In January 1951, Franklin began working as a research associate at the King's College London in the biophysics unit, where director John Randall used her expertise and X-ray diffraction techniques (mostly of proteins and lipids in solution) on DNA fibers. Studying DNA structure with X-ray diffraction, Franklin and her student Raymond Gosling made an amazing discovery: They took pictures of DNA and discovered that there were two forms of it, a dry "A" form and a wet "B" form. One of their X-ray diffraction pictures of the "B" form of DNA, known as Photograph 51, became famous as critical evidence in identifying the structure of DNA. The photo was acquired through 100 hours of X-ray exposure from a machine Franklin herself had refined.

John Desmond Bernal, one of the United Kingdom’s most well-known and controversial scientists and a pioneer in X-ray crystallography, spoke highly of Franklin around the time of her death in 1958. "As a scientist Miss Franklin was distinguished by extreme clarity and perfection in everything she undertook," he said. "Her photographs were among the most beautiful X-ray photographs of any substance ever taken. Their excellence was the fruit of extreme care in preparation and mounting of the specimens as well as in the taking of the photographs."

Despite her cautious and diligent work ethic, Franklin had a personality conflict with colleague Maurice Wilkins, one that would end up costing her greatly. In January 1953, Wilkins changed the course of DNA history by disclosing without Franklin's permission or knowledge her Photo 51 to competing scientist James Watson, who was working on his own DNA model with Francis Crick at Cambridge.

Upon seeing the photograph, Watson said,

"My jaw fell open and my pulse began to race," according to author Brenda Maddox, who in 2002 wrote a book about Franklin titled Rosalind Franklin: The Dark Lady of DNA.
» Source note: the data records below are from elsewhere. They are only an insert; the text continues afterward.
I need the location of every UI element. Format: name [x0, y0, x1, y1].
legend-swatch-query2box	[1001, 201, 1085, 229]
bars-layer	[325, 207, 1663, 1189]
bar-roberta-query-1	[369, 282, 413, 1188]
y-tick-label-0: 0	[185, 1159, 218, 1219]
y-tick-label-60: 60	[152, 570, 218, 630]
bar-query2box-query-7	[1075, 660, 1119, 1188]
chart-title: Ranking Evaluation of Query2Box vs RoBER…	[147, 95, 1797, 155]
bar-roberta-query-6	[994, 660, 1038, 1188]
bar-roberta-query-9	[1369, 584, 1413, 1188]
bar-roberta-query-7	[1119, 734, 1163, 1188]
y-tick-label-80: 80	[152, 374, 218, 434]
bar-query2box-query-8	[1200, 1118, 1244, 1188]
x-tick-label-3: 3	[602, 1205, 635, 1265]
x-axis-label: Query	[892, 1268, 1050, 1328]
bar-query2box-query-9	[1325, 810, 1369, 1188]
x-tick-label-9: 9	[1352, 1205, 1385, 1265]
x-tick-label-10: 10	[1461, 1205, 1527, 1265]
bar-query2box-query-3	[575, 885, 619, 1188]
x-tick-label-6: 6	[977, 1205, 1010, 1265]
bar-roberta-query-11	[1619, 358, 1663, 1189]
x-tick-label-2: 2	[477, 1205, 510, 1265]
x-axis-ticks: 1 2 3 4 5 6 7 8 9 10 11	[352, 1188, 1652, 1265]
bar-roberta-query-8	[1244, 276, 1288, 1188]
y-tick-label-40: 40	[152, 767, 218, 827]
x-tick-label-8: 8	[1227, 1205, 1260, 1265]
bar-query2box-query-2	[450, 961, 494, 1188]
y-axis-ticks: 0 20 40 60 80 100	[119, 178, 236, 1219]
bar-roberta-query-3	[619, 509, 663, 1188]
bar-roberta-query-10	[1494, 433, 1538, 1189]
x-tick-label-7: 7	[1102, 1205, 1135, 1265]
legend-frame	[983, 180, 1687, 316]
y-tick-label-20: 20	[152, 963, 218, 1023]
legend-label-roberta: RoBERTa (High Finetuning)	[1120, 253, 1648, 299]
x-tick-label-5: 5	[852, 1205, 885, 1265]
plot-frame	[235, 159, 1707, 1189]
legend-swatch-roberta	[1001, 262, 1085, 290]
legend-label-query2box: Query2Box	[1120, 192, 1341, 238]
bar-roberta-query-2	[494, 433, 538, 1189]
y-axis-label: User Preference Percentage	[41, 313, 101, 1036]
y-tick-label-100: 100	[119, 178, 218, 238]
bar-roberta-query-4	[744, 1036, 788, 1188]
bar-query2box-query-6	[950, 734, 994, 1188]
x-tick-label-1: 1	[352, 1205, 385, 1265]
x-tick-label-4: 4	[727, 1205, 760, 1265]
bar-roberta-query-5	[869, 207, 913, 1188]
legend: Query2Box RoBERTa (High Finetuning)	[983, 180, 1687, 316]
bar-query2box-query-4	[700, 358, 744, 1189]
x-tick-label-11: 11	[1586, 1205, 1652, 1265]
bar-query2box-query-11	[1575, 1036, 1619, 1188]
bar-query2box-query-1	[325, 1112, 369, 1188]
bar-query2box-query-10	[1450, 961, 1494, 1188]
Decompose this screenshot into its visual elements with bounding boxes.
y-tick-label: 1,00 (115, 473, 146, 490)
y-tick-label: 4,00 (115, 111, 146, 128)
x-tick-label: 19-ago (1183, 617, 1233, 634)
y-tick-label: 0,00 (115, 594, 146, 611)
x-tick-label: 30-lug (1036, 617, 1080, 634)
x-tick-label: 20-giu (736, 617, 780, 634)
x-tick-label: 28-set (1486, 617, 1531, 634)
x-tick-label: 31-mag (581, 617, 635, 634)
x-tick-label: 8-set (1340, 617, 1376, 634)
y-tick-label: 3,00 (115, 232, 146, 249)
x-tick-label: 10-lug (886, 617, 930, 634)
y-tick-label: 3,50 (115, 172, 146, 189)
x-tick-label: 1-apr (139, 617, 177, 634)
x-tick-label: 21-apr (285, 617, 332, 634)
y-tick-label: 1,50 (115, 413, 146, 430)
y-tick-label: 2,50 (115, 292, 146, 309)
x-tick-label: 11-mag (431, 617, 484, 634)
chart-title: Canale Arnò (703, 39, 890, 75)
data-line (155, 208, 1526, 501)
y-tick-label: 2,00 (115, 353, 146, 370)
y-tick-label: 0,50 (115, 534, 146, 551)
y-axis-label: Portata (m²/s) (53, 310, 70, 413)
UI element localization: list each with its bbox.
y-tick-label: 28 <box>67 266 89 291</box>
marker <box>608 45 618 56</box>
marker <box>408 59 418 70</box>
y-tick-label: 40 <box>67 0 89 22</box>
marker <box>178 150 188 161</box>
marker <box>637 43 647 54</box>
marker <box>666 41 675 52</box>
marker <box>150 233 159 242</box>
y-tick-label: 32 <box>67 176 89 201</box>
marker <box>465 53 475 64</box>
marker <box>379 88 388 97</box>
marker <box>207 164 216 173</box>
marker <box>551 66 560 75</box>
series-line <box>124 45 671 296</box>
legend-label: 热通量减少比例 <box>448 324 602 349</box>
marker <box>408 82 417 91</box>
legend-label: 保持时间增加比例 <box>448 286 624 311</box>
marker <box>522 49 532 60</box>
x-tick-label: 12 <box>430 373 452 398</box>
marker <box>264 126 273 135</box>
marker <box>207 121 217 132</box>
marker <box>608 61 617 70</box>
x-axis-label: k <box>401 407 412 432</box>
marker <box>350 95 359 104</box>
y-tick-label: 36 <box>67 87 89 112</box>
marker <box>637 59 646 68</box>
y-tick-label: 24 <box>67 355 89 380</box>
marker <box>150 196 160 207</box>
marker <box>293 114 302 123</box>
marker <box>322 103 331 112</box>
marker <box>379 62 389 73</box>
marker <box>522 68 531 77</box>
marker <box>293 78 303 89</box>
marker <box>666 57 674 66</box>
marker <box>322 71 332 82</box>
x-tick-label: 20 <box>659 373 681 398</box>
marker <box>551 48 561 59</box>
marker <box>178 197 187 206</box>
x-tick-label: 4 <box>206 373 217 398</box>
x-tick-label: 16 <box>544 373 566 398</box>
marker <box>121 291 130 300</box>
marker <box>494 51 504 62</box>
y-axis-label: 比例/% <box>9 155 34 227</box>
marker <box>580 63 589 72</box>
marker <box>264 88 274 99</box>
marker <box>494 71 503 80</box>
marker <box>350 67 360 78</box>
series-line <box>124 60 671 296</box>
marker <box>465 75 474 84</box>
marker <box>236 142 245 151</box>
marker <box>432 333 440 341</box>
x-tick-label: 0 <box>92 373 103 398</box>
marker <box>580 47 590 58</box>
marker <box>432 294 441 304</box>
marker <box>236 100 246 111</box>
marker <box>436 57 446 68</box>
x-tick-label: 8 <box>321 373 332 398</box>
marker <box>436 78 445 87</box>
The two scientists did in fact use what they saw in Photo 51 as the basis for their famous model of DNA, which they published on March 7, 1953, and for which they received a Nobel Prize in 1962. Crick and Watson were also able to take most of the credit for the finding: When publishing their model in Nature magazine in April 1953, they included a footnote acknowledging that they were "stimulated by a general knowledge" of Franklin's and Wilkins' unpublished contribution, when in fact, much of their work was rooted in Franklin's photo and findings. Randall and the Cambridge laboratory director came to an agreement, and both Wilkins' and Franklin's articles were published second and third in the same issue of Nature. Still, it appeared that their articles were merely supporting Crick and Watson's.

According to Maddox, Franklin didn't know that these men based their Nature article on her research, and she didn't complain either, likely as a result of her upbringing. Franklin "didn't do anything that would invite criticism … [that was] bred into her," Maddox was quoted as saying in an October 2002 NPR interview.

Franklin left King's College in March 1953 and relocated to Birkbeck College, where she studied the structure of the tobacco mosaic virus and the structure of RNA. Because Randall let Franklin leave on the condition that she would not work on DNA, she turned her attention back to studies of coal. In five years, Franklin published 17 papers on viruses, and her group laid the foundations for structural virology.

In the fall of 1956, Franklin discovered that she had ovarian cancer. She continued working throughout the following two years, despite having three operations and experimental chemotherapy. She experienced a 10-month remission and worked up until several weeks before her death on April 16, 1958, at the age of 37.